In our country, those who expose the darkness are often accorded great status. But those who point the way to the light are most often met with doubt.
It’s terrible to note the way that Lu Xun, who could gaze so far into the darkness, in the end turned back to the arms of tyranny. The brighter qualities of human nature were completely invisible to him, and the only Chinese he could see were Ah Q’s of debased character.
Lu Xun’s satire cut to the quick of the Chinese character. And his vision begs the question: if the Chinese people are nothing more than a handful of Lu Xun characters, how can such a people possibly be suited to life in a democratic society? Lu Xun’s answer in the end is to hope that a master much stronger than the ineffectual Kuomintang can take the stage, a master that can help the Chinese people stand on their own two feet.
In time, China’s new master would take Lu Xun and elevate him as one of humankind’s intellectual greats. But Lu Xun is ultimately no more than a great man of letters. He is not so different from any of those many writers in Chinese history who exposed China’s darker corners and the wickedness of human nature.

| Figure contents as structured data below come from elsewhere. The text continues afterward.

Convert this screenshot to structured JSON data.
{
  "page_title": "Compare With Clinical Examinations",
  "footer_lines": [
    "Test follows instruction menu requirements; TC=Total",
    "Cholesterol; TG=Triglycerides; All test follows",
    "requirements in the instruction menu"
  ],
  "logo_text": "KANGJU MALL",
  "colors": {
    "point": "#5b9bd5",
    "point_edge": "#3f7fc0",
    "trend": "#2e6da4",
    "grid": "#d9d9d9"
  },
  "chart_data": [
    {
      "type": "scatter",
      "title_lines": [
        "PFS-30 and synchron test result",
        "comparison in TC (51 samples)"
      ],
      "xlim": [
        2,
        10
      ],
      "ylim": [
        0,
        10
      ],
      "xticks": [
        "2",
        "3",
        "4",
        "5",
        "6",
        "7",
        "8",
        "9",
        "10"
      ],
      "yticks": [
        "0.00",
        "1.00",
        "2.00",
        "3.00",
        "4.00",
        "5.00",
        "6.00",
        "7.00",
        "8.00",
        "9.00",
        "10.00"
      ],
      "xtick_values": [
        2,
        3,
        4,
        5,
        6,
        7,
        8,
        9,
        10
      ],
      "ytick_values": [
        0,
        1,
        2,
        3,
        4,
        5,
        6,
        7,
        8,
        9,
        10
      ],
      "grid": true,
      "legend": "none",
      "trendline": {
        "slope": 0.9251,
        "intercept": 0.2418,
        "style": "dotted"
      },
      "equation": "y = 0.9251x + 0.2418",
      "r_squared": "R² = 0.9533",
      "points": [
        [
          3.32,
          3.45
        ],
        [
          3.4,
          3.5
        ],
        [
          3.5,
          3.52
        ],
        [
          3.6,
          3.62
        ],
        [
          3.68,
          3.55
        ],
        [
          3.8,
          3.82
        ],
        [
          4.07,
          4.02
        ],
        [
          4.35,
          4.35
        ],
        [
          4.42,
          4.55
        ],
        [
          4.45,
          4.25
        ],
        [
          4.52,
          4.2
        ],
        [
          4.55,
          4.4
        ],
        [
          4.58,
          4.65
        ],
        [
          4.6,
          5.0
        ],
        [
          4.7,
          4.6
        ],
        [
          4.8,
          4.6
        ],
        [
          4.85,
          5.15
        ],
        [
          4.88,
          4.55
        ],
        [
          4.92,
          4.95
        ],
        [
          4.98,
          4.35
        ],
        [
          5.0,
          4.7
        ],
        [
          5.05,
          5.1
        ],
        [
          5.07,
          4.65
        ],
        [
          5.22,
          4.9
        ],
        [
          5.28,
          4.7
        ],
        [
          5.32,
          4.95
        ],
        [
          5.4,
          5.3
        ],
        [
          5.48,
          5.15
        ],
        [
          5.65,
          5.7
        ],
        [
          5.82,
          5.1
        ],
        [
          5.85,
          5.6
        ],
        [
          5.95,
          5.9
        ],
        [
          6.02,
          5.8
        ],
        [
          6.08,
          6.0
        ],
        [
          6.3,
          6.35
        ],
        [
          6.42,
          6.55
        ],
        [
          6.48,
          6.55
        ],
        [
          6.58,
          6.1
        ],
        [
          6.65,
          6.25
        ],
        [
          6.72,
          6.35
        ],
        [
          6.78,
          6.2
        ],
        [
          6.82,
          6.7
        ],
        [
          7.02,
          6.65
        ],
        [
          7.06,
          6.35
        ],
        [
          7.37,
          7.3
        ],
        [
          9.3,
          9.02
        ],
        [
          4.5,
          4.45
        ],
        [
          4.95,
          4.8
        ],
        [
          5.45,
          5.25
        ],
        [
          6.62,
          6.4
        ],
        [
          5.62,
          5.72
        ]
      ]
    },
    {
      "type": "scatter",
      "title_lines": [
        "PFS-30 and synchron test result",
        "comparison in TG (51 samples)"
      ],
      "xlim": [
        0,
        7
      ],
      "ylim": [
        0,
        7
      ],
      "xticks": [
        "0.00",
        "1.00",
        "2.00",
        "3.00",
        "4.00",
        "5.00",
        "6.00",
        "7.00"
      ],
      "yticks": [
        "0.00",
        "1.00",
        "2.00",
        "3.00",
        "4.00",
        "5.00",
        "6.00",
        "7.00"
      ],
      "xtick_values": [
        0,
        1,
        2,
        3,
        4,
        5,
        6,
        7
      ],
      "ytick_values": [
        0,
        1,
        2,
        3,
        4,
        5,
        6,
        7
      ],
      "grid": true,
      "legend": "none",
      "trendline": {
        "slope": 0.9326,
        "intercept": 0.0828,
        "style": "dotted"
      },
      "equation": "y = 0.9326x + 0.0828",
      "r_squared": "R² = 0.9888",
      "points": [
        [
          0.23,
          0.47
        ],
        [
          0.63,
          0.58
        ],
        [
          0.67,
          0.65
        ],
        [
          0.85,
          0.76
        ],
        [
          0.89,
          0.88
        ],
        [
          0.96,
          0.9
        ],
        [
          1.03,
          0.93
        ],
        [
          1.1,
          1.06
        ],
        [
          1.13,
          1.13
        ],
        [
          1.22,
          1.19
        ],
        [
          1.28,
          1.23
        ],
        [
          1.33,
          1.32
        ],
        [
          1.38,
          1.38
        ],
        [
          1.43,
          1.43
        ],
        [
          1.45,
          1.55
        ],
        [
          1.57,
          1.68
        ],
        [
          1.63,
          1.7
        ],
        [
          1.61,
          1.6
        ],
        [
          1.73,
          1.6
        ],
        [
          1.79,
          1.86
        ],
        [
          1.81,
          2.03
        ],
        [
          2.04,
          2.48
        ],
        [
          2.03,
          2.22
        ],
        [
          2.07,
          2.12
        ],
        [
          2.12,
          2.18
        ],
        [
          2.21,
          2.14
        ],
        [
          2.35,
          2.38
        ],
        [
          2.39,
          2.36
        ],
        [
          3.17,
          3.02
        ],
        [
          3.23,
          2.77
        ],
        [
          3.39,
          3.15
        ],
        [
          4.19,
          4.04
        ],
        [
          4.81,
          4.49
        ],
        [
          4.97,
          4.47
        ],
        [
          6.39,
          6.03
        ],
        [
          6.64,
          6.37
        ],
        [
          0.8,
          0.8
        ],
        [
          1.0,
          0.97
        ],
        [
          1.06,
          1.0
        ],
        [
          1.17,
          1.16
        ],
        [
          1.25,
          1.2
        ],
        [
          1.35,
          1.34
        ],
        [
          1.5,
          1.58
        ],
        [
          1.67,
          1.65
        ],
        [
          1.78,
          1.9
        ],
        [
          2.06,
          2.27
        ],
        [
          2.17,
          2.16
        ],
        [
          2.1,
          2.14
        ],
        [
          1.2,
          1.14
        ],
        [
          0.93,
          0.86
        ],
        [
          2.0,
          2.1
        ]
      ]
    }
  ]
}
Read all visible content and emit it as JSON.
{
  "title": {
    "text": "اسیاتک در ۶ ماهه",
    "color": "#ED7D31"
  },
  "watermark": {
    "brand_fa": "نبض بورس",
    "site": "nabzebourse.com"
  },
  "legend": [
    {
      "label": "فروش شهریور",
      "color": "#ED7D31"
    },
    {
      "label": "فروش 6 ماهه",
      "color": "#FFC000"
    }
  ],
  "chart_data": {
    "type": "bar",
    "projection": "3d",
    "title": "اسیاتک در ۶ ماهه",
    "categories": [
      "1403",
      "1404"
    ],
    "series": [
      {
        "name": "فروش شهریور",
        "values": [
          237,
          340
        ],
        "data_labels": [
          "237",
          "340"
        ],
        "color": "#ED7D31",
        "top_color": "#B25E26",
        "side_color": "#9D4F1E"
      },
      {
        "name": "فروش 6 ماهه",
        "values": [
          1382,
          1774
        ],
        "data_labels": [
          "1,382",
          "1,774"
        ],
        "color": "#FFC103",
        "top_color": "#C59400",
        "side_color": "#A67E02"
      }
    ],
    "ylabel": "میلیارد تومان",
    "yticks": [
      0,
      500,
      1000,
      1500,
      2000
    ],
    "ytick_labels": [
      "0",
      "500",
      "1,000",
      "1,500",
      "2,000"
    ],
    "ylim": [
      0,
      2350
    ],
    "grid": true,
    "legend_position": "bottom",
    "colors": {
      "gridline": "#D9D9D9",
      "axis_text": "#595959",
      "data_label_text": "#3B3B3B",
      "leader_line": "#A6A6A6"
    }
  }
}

I don’t mean to gainsay my own love and admiration for Lu Xun. I simply want to drive home the point that while we do need people like Lu Xun to go and expose the darkness, we also need people who can point the way to the light. The problem in China today is that so many people see the darkness even as they are absorbed by it. They are unable to see the light and step beyond the darkness.
In China today, we can choose to carry out rights defense actions, we can work to expose corruption and oppose injustice. But if we fail to see beyond this to democracy, none of these actions will carry us very far. Believe me when I say that our only advantage today over the ancients lies in our modern values and democratic institutions.
This essay is translated and edited from a Chinese blog post made by Yang Hengjun on December 30, 2011, and dated December 29.